According to the above facts, on August 18, 1984, the defendant Punghee leased the above occupied portion from the defendant Jong-hee, who was the owner of the above building, and completed the move-in report on September 7 of the same month, and the above leased part was delivered on September 7 of the same year, and came to have opposing power against third parties. Under the above lease agreement, the status of the lessor was succeeded to the above leased building on January 14, 1985 by purchasing the above leased building on the condition that he succeeded to the lease with no fixed period of time from August 18, 1985, and the lease period was expired. The plaintiff acquired the ownership of the above building by acquiring the ownership of the above building from the right to collateral security as of January 17, 1985, and therefore the above defendant can oppose the plaintiff by the above lease. Thus, the above defendant's claim for objection against the plaintiff is groundless.

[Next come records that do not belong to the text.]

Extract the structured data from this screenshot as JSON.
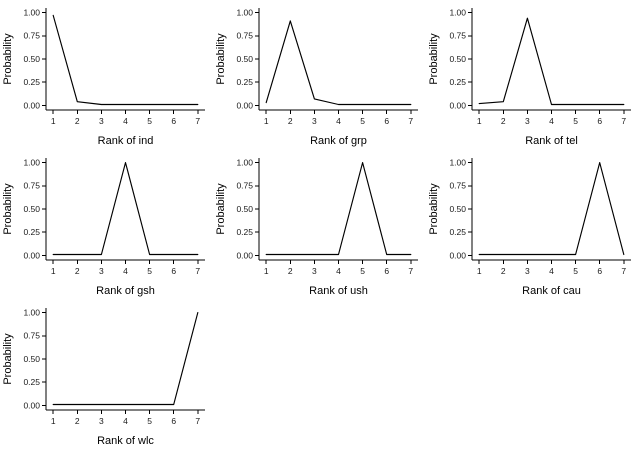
{
  "page": {
    "background": "#ffffff",
    "line_color": "#000000",
    "text_color": "#000000"
  },
  "chart_data": {
    "type": "line",
    "layout": {
      "columns": 3,
      "rows": 3,
      "grid": "off",
      "legend": "none",
      "theme": "classic"
    },
    "x": [
      1,
      2,
      3,
      4,
      5,
      6,
      7
    ],
    "xlim": [
      1,
      7
    ],
    "ylim": [
      0,
      1
    ],
    "y_ticks": [
      0,
      0.25,
      0.5,
      0.75,
      1
    ],
    "ylabel": "Probability",
    "charts": [
      {
        "xlabel": "Rank of ind",
        "values": [
          0.97,
          0.04,
          0.01,
          0.01,
          0.01,
          0.01,
          0.01
        ]
      },
      {
        "xlabel": "Rank of grp",
        "values": [
          0.03,
          0.91,
          0.07,
          0.01,
          0.01,
          0.01,
          0.01
        ]
      },
      {
        "xlabel": "Rank of tel",
        "values": [
          0.02,
          0.04,
          0.94,
          0.01,
          0.01,
          0.01,
          0.01
        ]
      },
      {
        "xlabel": "Rank of gsh",
        "values": [
          0.01,
          0.01,
          0.01,
          1.0,
          0.01,
          0.01,
          0.01
        ]
      },
      {
        "xlabel": "Rank of ush",
        "values": [
          0.01,
          0.01,
          0.01,
          0.01,
          1.0,
          0.01,
          0.01
        ]
      },
      {
        "xlabel": "Rank of cau",
        "values": [
          0.01,
          0.01,
          0.01,
          0.01,
          0.01,
          1.0,
          0.01
        ]
      },
      {
        "xlabel": "Rank of wlc",
        "values": [
          0.01,
          0.01,
          0.01,
          0.01,
          0.01,
          0.01,
          1.0
        ]
      }
    ]
  }
}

4. Determination on the Plaintiff’s claim for Defendant Han Chang-il
The fact that the building indicated in the attached list is owned by the plaintiff and the defendant Han Chang-il, which connects each point of (a), (b), (c), (d), (e), (e) and (f) of the attached list No. 2 among the above buildings, is owned by the plaintiff and the fact that the ownership of the building listed in the attached list is owned by 130.5 square meters among the above buildings is not a dispute between the plaintiff and the above defendant.
With respect to the plaintiff's assertion of ownership of the above building and seeking an order of the above part of possession to the above defendant, the above defendant is merely a part of the right to collateral security established on the above building before January 17, 1985, which is the premise for the plaintiff's acquisition of ownership. On June 1, 1982, the above part of the right to collateral security is 8,00,000 won for lease, and the period of move-in report was completed on August 19, 1983 after the lease of three years. Thus, the plaintiff cannot respond to the plaintiff's claim before being returned 8,00,000 won for lease under the Housing Lease Protection Act. Since the above part of the right to collateral security established on the above building is a private teaching institute, the above part of the right to collateral security established on the above building cannot be applied to the above owner's right to collateral for the purpose of use of the above building 1,000 square meters for 1,000 square meters for the above residential building.
5. Conclusion
Thus, the plaintiff's claim of this case against the defendant Jeong-hee, the defendant's gear exchange, and the defendant Han Chang-il is justified and accepted all of them, and the claim against the defendant Han-hee is dismissed unfairly. It is so decided as per Disposition by applying Articles 89 and 92 of the Civil Procedure Act, Article 199 of the same Act, Article 6 of the Act on Special Cases Concerning the Promotion, etc. of Legal Proceedings with respect to the declaration of provisional execution.